Риг сморкнулся кровью и вытер ладонь о стекло, поймав в ладонь пару мелких осколков. Поднялся на ноги.
Не думать во время боя, сосредоточится только на нем — явно проигрышная стратегия, Стрик только что показал это наглядно. Давать разуму слишком много воли — и он будет уходить в сторону, отвлекаться. Думать о бое, сосредоточится.
Щит и топор остались лежать возле стены, за Стриком. Тот и без оружия представлял угрозу, а сейчас преимущество было на его стороне — нож был всё ещё при нём. И у него не разбит нос, не рассечена бровь, и это не учитывая ещё широкий порез на предплечье и мелкие по всей голове. Для начала нужно подравнять шансы.

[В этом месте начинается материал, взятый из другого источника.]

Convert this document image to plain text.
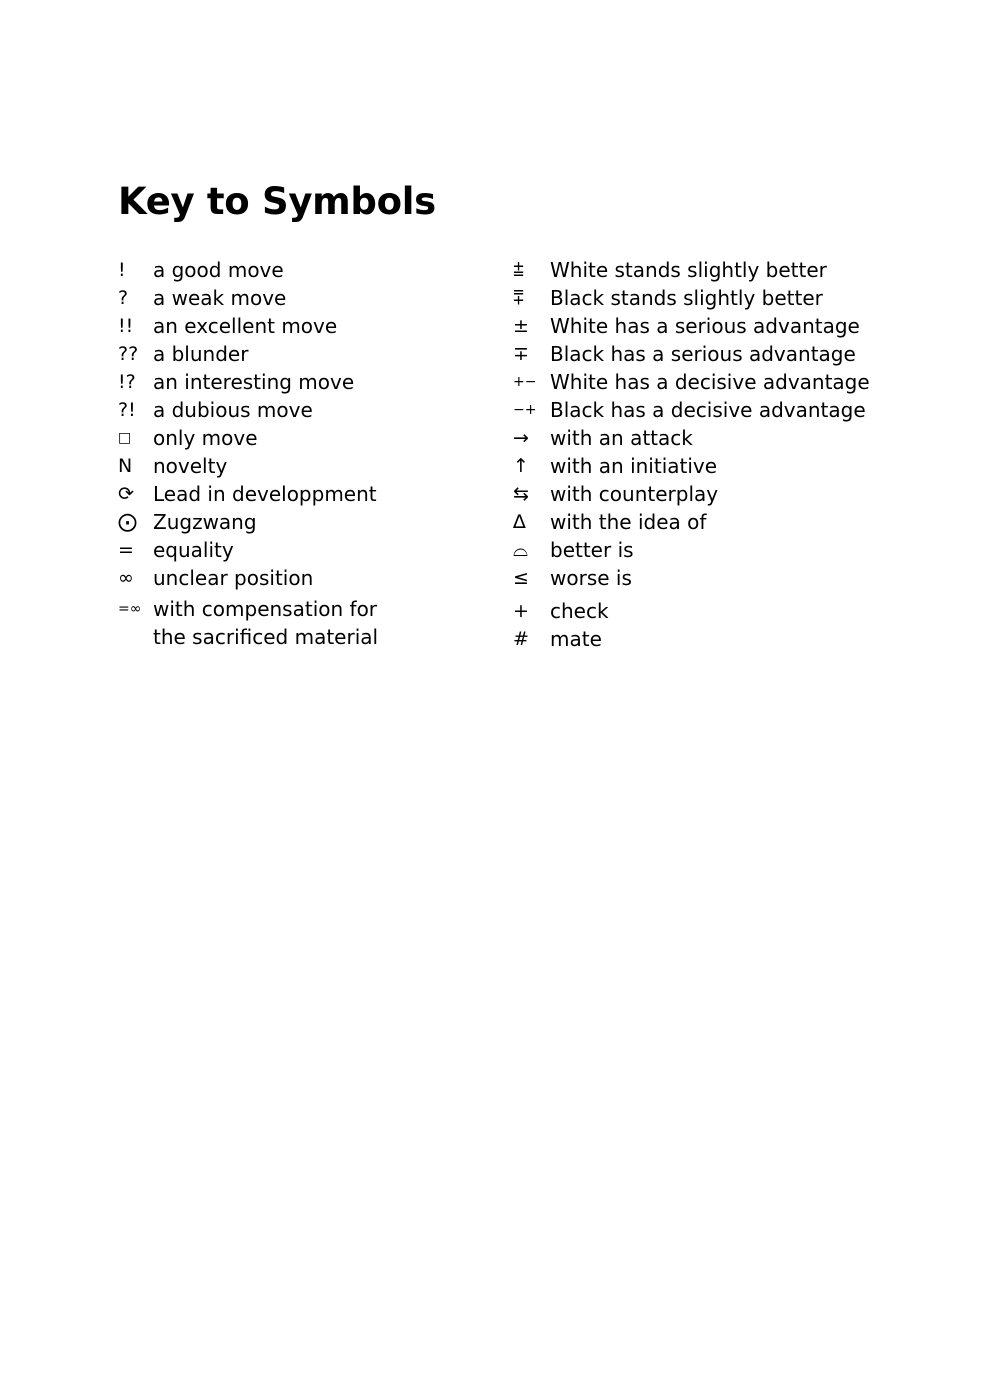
Key to Symbols
!	a good move
?	a weak move
!! an excellent move
?? a blunder
!? an interesting move
?! a dubious move
□	only move
N	novelty
⟳ Lead in developpment
⨀ Zugzwang
= equality
∞ unclear position
=∞ with compensation for the sacrificed material
⩲	White stands slightly better
⩱	Black stands slightly better
±	White has a serious advantage
∓	Black has a serious advantage
+− White has a decisive advantage
−+ Black has a decisive advantage
→	with an attack
↑	with an initiative
⇆	with counterplay
∆	with the idea of
⌓	better is
≤	worse is
+	check
#	mate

Правой рукой Риг схватил осколок побольше, с длинной острой гранью, а во вторую набрал горсть осколков поменьше, часть из которых уже была отмечена его кровью. Даже тренированный человек закроет глаза, если в него неожиданно полетит что-то — природный инстинкт для защиты глаз, на этом его изначально Стрик и подловил. Разумно использовать эту же уловку.
Что ещё?
Само стекло скользкое, особенно для обуви, тут у босоного бродяги преимущество. Но там, где стекло было залито кровью, трения ещё меньше, оно становится ещё опаснее, и если заманить туда Стрика, он может растеряется на мгновение, потеряв твёрдую опору.
Что ещё?
Каблуком своего сапога Риг ударил по земле — стекло послушно пошло трещинами. Ударил ещё раз, и ещё — выбил несколько осколков, крупных и мелких. Что хорошо — больше осколков на земле, меньше пространства для манёвра у человека без обуви. Поначалу это мало что даст, но если бой затянется, то выгода будет невероятна, вплоть до возможности создать для себя эдакие островки безопасности.
Что ещё?
— Дурак, — сказал Стрик.
Убрал нож, повернулся к Ригу спиной и просто пошёл к главному входу дворца. Сам Риг же сначала осторожно, опасаясь неизвестной уловки, приблизился к своему оружию, поднял топор и щит, а потом вновь взглянул на удаляющуюся спину бродяги. Тот даже не обернулся, был уже на полпути.
Первым искушением Рига было догнать и напасть на Стрика со спины.
Но что потом? Какая с этого выгода?
Риг убрал топор за пояс. В конечном счёте, он и правда не воин, и едва ли когда-нибудь им станет. Тренировки не сделали его опасным, но, по крайней мере сделали, его трудной добычей — это уже что-то, лишняя карта в его руке, которая поможет выжить. Шрам на половину лица тоже может сыграть на руку — придаст вид бывалого воина, и без необходимости снова и снова махать топором, чтобы подтвердить этот статус.
Но если его цель заключается в том, чтобы победить, то сражаться нужно иначе.
Когда возбуждение от схватки схлынуло, усталость навалилась на Рига с новой силой, и мысль упасть прямо лицом на землю стала казаться по-своему заманчивой. Долю внимания требовал и голод — прошло уже несколько часов с тех пор, как Риг пил мерзкий отвар из чернослёза, эффект начинал ослабевать. Со спокойным ужасом Риг понял, что не ел вообще ничего уже два дня. Возможно, даже больше.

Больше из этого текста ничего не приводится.